Op grond van de bepaling in het IVESCR gaat het dus niet om het voor iedereen kosteloos maken van het onderwijs, maar het creëren van een zodanige situatie dat financiële redenen geen belemmering voor de toegang tot het onderwijs mogen vormen. In Nederland is de financiële toegankelijkheid van het onderwijs al decennia geregeld via een combinatie van (inkomensafhankelijke) regelingen voor schoolgeld, lesgeld en collegegeld enerzijds en (inkomensafhankelijke) compenserende regelingen voor toelages, studiefinanciering, tegemoetkoming onderwijsbijdrage en schoolkosten anderzijds. Ik zie de toegang tot het onderwijs breder dan alleen de financiële toegankelijkheid. Ik verwijs daarvoor naar mijn eerder genoemde brief over de toegankelijkheid en kansengelijkheid in het hoger onderwijs van 25 oktober 2018.3

Tijdens de behandeling van het wetsvoorstel verlaagd wettelijk collegegeld met uw Kamer op 10 juli 2018 heb ik aangegeven ook te reflecteren hoe andere landen hier mee omgaan. Bij mijn ministerie zijn geen onderzoeken bekend waarin de interpretatie van dit verdragsartikel in andere landen is onderzocht. Tijdens de ontwerpfase van het IVESCR is het volgens de betrokkenen de bedoeling geweest aan alle staten een beleidsmarge te garanderen met betrekking tot de maatregelen die moeten leiden tot verwezenlijking van het doel.4 Dit doel bestaat uit het algemeen oftewel gelijkelijk voor iedereen toegankelijk maken van het voortgezet en wetenschappelijk onderwijs. Staten zijn vrij om dit op hun eigen wijze te doen. Vanwege de verschillende vormen van onderwijssystemen in de verschillende staten, is dit niet goed met elkaar te vergelijken.

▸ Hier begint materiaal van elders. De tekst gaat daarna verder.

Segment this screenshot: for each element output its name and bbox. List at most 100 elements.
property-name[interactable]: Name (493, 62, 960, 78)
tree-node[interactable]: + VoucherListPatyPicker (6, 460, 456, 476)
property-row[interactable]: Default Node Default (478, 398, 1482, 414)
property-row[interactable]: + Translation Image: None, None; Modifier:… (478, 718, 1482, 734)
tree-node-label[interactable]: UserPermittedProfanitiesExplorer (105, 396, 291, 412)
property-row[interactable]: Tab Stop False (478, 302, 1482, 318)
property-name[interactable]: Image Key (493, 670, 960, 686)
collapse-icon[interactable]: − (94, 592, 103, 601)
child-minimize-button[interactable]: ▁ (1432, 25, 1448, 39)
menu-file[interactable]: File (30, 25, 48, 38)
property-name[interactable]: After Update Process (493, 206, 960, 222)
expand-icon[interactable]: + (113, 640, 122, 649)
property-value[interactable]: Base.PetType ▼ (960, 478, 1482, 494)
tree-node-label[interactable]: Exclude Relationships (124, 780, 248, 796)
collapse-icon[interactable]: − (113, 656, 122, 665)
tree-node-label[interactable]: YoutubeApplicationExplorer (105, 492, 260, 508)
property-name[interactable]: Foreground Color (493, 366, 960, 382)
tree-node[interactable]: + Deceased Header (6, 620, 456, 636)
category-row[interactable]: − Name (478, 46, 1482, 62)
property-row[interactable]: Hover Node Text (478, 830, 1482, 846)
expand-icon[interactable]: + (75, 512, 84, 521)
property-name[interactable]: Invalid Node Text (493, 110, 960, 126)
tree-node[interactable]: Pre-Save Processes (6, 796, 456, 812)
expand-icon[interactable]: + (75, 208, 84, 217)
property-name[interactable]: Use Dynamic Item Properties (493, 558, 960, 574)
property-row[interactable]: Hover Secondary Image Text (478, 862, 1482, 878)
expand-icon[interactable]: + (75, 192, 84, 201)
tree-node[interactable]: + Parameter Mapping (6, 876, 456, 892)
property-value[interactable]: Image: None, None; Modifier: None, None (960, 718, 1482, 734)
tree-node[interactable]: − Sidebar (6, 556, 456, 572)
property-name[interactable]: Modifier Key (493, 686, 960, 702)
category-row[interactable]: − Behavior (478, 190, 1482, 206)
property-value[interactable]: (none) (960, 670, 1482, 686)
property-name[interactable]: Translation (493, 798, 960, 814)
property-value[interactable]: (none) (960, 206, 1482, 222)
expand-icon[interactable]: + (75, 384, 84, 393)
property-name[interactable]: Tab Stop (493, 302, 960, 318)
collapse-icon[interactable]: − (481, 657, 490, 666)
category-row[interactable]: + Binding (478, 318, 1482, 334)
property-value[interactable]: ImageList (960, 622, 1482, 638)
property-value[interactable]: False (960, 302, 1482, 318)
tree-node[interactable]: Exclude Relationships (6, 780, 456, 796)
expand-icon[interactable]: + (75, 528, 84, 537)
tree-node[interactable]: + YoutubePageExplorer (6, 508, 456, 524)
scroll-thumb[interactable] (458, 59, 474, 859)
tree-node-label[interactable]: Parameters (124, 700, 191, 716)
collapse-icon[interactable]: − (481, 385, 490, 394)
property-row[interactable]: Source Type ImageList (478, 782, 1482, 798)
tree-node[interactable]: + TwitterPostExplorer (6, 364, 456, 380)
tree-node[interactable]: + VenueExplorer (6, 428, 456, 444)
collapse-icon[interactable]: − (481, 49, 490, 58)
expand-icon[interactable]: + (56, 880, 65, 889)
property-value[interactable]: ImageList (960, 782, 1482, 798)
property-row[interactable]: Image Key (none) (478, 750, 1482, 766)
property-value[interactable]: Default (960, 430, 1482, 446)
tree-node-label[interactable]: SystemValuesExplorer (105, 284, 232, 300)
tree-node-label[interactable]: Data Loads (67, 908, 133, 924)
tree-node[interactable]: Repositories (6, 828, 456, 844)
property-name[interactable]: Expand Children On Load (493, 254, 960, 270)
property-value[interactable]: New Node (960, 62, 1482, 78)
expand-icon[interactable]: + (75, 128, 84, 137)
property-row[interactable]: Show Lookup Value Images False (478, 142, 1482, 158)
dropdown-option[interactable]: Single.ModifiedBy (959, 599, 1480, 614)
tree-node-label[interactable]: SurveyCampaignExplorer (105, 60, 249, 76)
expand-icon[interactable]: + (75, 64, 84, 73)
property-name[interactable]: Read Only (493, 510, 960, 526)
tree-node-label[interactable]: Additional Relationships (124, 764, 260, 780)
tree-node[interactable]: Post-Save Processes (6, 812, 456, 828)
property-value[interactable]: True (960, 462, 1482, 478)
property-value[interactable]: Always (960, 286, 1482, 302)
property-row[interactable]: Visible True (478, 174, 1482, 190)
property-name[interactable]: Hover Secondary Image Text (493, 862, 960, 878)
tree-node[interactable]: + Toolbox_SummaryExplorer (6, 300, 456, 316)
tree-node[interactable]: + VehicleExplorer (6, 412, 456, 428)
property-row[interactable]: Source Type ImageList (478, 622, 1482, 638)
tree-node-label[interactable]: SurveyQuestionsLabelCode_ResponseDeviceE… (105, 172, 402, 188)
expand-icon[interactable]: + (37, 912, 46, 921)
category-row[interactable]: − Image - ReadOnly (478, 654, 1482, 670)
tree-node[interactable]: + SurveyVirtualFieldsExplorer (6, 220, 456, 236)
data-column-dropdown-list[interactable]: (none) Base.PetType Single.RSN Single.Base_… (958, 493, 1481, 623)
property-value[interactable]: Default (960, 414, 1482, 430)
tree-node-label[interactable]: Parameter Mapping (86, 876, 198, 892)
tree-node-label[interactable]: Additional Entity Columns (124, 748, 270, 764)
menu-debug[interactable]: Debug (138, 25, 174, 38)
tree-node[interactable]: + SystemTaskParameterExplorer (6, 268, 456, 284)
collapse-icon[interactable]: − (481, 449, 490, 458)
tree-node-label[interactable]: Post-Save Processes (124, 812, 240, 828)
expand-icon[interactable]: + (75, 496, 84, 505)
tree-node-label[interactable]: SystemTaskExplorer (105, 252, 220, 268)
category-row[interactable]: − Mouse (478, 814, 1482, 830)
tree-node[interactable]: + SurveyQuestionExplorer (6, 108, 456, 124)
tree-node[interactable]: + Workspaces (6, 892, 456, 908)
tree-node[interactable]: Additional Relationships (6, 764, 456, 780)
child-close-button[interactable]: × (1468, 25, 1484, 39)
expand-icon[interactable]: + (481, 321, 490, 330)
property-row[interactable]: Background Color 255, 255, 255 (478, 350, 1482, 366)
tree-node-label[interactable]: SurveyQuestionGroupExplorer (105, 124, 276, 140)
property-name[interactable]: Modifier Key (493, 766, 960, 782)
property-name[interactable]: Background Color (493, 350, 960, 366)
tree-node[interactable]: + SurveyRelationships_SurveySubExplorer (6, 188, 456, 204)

In Nederland wordt aan deze verdragsverplichting voldaan door met verschillende instrumenten te zorgen voor een zo algemeen beschikbaar en (financieel) toegankelijk mogelijk hoger onderwijs. Daarnaast speelt ook de algemene economische orde een rol. Er zijn bij mij geen breed onderschreven juridische interpretaties bekend die stellen dat op grond van het IVESCR het (hoger) onderwijs gratis zou moeten zijn.

De Minister van Onderwijs, Cultuur en Wetenschap, I.K. van Engelshoven


X Noot
1

Kamerstukken II 1971/72, 11 796, nr. 5, p. 2–4.

X Noot
2

Kamerstukken II 1996/97, 25 321, nr. 3, paragraaf 1.5.

X Noot
3

Kamerstukken 2018/2019, 31 288, nr. 664.

X Noot
4

Kamerstukken 1971/1972, 11 796, nr. 5, p. 2.